Hundreds of thousands took to the streets to denounce the security treaty Japan signed with the U.S. in 1960. The rallies, which turned violent at times, were the country's last significant protests -- until now.
The recent anti-nuclear protests are gathering momentum, and a society once willing to accept the government line is starting to ask questions of its leaders.
Tens of thousands of people now protest outside the prime minister's residence every Friday with one simple message -- abandon atomic power.
Japan's grassroots anti-nuclear movement has been growing since last year's devastating tsunami caused a meltdown at the Fukushima nuclear power plant.

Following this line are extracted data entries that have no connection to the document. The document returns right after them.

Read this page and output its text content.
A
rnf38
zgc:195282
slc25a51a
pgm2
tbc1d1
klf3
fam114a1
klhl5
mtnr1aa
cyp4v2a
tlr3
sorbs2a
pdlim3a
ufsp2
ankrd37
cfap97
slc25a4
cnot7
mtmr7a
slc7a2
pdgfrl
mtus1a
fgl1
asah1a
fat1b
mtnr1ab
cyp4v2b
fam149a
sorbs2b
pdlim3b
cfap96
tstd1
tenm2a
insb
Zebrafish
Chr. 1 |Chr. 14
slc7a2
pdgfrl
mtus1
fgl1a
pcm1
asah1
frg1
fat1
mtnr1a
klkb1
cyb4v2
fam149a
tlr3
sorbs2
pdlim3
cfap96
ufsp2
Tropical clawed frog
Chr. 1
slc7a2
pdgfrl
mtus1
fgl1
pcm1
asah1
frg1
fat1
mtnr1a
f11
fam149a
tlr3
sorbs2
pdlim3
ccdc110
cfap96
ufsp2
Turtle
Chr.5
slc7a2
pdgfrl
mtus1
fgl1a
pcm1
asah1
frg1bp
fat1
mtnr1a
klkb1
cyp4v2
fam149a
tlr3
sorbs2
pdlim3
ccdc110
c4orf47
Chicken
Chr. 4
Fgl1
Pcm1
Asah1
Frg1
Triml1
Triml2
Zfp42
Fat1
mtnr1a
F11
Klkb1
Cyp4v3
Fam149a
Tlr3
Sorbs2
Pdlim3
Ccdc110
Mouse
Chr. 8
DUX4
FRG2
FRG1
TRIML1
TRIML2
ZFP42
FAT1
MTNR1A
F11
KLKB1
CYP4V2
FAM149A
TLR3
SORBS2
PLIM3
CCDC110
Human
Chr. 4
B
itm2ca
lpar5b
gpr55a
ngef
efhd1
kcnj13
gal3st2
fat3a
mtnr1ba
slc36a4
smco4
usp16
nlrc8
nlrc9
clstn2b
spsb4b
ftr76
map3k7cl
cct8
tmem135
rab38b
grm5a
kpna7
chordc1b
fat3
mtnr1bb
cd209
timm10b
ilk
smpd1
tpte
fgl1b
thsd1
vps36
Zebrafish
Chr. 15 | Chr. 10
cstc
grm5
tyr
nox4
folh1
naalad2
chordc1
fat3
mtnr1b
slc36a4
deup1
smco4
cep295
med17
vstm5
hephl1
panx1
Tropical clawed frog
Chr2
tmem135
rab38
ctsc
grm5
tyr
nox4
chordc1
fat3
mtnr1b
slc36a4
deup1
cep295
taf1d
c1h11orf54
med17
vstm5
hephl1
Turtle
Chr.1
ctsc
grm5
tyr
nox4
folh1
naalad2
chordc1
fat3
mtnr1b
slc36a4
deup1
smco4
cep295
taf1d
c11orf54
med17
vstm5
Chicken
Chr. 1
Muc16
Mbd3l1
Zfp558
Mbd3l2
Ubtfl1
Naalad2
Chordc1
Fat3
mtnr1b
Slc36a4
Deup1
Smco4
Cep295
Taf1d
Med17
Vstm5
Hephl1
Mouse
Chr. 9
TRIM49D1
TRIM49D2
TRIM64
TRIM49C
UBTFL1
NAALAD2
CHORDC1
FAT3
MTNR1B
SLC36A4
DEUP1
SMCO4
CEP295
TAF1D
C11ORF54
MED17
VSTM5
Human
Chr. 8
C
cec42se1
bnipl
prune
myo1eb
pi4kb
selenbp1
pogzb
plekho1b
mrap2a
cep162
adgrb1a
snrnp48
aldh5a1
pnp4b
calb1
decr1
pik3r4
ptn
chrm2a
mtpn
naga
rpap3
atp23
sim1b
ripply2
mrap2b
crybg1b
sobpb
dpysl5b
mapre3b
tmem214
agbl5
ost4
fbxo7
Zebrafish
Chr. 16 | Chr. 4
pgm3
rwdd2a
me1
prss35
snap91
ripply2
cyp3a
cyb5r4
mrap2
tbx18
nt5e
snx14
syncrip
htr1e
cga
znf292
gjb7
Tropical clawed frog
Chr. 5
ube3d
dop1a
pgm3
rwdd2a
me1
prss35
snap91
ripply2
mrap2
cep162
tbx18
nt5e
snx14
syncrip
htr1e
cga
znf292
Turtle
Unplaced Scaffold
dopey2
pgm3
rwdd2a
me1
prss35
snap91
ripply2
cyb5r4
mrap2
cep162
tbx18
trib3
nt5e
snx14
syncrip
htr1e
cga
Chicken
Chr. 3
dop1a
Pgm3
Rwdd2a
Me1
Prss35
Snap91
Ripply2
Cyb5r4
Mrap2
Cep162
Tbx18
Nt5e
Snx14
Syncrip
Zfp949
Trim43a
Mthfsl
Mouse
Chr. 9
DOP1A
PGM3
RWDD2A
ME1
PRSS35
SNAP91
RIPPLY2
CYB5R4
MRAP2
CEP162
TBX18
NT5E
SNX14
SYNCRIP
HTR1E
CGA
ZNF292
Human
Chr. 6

Yukiko Kamaya lives in the town of Futaba, within the 20 kilometer (12 mile) evacuation zone around the nuclear plant. She remembers the panic of running away from her home when disaster struck, not knowing where was safe and not realizing then that she would not be able to return home.
"It is my home town," she told CNN. "I want go back home no matter what. I want to return as soon as possible although I know it's impossible. I hope my dream comes true one day."

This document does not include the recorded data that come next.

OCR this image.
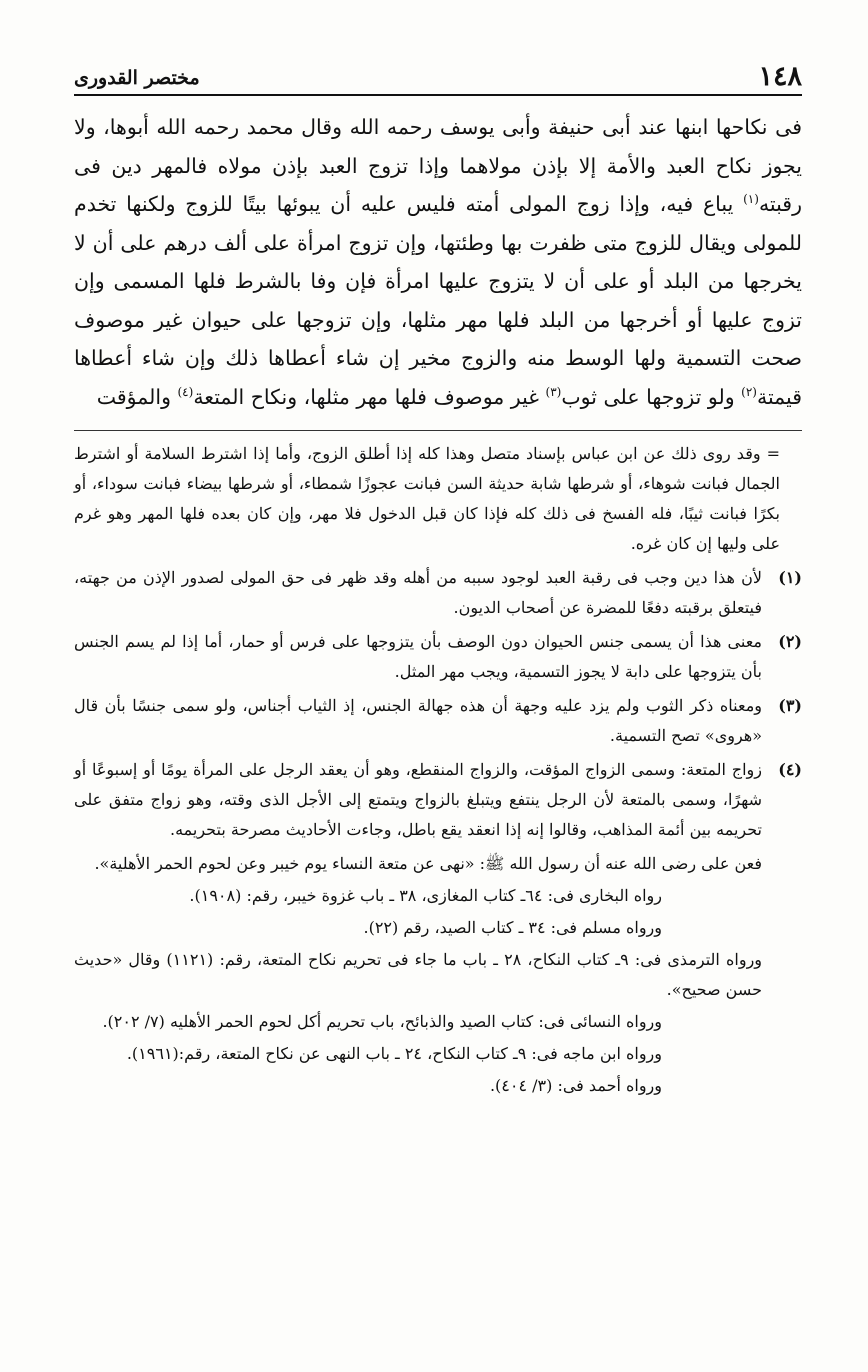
١٤٨
مختصر القدورى
فى نكاحها ابنها عند أبى حنيفة وأبى يوسف رحمه الله وقال محمد رحمه الله أبوها، ولا يجوز نكاح العبد والأمة إلا بإذن مولاهما وإذا تزوج العبد بإذن مولاه فالمهر دين فى رقبته$^{(١)}$ يباع فيه، وإذا زوج المولى أمته فليس عليه أن يبوئها بيتًا للزوج ولكنها تخدم للمولى ويقال للزوج متى ظفرت بها وطئتها، وإن تزوج امرأة على ألف درهم على أن لا يخرجها من البلد أو على أن لا يتزوج عليها امرأة فإن وفا بالشرط فلها المسمى وإن تزوج عليها أو أخرجها من البلد فلها مهر مثلها، وإن تزوجها على حيوان غير موصوف صحت التسمية ولها الوسط منه والزوج مخير إن شاء أعطاها ذلك وإن شاء أعطاها قيمتة$^{(٢)}$ ولو تزوجها على ثوب$^{(٣)}$ غير موصوف فلها مهر مثلها، ونكاح المتعة$^{(٤)}$ والمؤقت
= وقد روى ذلك عن ابن عباس بإسناد متصل وهذا كله إذا أطلق الزوج، وأما إذا اشترط السلامة أو اشترط الجمال فبانت شوهاء، أو شرطها شابة حديثة السن فبانت عجوزًا شمطاء، أو شرطها بيضاء فبانت سوداء، أو بكرًا فبانت ثيبًا، فله الفسخ فى ذلك كله فإذا كان قبل الدخول فلا مهر، وإن كان بعده فلها المهر وهو غرم على وليها إن كان غره.
(١)
لأن هذا دين وجب فى رقبة العبد لوجود سببه من أهله وقد ظهر فى حق المولى لصدور الإذن من جهته، فيتعلق برقبته دفعًا للمضرة عن أصحاب الديون.
(٢)
معنى هذا أن يسمى جنس الحيوان دون الوصف بأن يتزوجها على فرس أو حمار، أما إذا لم يسم الجنس بأن يتزوجها على دابة لا يجوز التسمية، ويجب مهر المثل.
(٣)
ومعناه ذكر الثوب ولم يزد عليه وجهة أن هذه جهالة الجنس، إذ الثياب أجناس، ولو سمى جنسًا بأن قال «هروى» تصح التسمية.
(٤)
زواج المتعة: وسمى الزواج المؤقت، والزواج المنقطع، وهو أن يعقد الرجل على المرأة يومًا أو إسبوعًا أو شهرًا، وسمى بالمتعة لأن الرجل ينتفع ويتبلغ بالزواج ويتمتع إلى الأجل الذى وقته، وهو زواج متفق على تحريمه بين أئمة المذاهب، وقالوا إنه إذا انعقد يقع باطل، وجاءت الأحاديث مصرحة بتحريمه.
فعن على رضى الله عنه أن رسول الله ﷺ: «نهى عن متعة النساء يوم خيبر وعن لحوم الحمر الأهلية».
رواه البخارى فى: ٦٤ـ كتاب المغازى، ٣٨ ـ باب غزوة خيبر، رقم: (١٩٠٨).
ورواه مسلم فى: ٣٤ ـ كتاب الصيد، رقم (٢٢).
ورواه الترمذى فى: ٩ـ كتاب النكاح، ٢٨ ـ باب ما جاء فى تحريم نكاح المتعة، رقم: (١١٢١) وقال «حديث حسن صحيح».
ورواه النسائى فى: كتاب الصيد والذبائح، باب تحريم أكل لحوم الحمر الأهليه (٧/ ٢٠٢).
ورواه ابن ماجه فى: ٩ـ كتاب النكاح، ٢٤ ـ باب النهى عن نكاح المتعة، رقم:(١٩٦١).
ورواه أحمد فى: (٣/ ٤٠٤).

Kamaya, who now lives in temporary housing, says she felt compelled to join anti-nuclear power protests as she doesn't want anyone else to go through what she has gone through.
This is the seventh protest Nagisa Saito has attended and she's impressed the numbers are growing.
"What impresses me most is ... people never gave up and the crowd is getting bigger and bigger. Even on a bad rainy day like today, we see this many people gathered, it's amazing."
Tens of thousands are calling for no nuclear, but what is the alternative?
One man who only gave his name as Ozaki tells CNN, "If there is a power shortage, there are alternatives. What about coal-fired power stations, hydro-electric power stations, or we can just survive with what we have. We have to be patient, but even with blackouts, we can survive without nuclear power."
While the government can't help but hear these voices, it has managed to resist them so far. Two nuclear reactors were brought back online this month. All 50 reactors had previously been taken offline for maintenance and tests. The government's argument is simple: Japan needs power.
Prime Minister Yoshihiko Noda told the public last month: "In order to lead prosperous and decent lives, cheap and stable electricity is indispensable. Japanese society will not be able to function if there is a decision to permanently halt nuclear power generation."
Masami Hasegawa is a senior manager at Japan Business Federation and agrees that Japan faces an energy crisis heading into the hot summer months. Last year rolling blackouts adversely affected business, he says.
"We hear our members saying that they cannot stay in Japan if this situation continues," says Hasegawa. "If the current situation continues, energy consuming industries cannot survive in Japan and they will leave. The immediate effect will be on employment which might be lost."
But protesters say safety is more important, pointing to a recent parliament report which stated the Fukushima disaster was man-made -- a result of collusion between the plant operator, regulators and the government.
With tens of thousands of evacuees still waiting to hear when or if they can return to their homes near the plant, protesters say a no-nuclear Japan is the only acceptable result.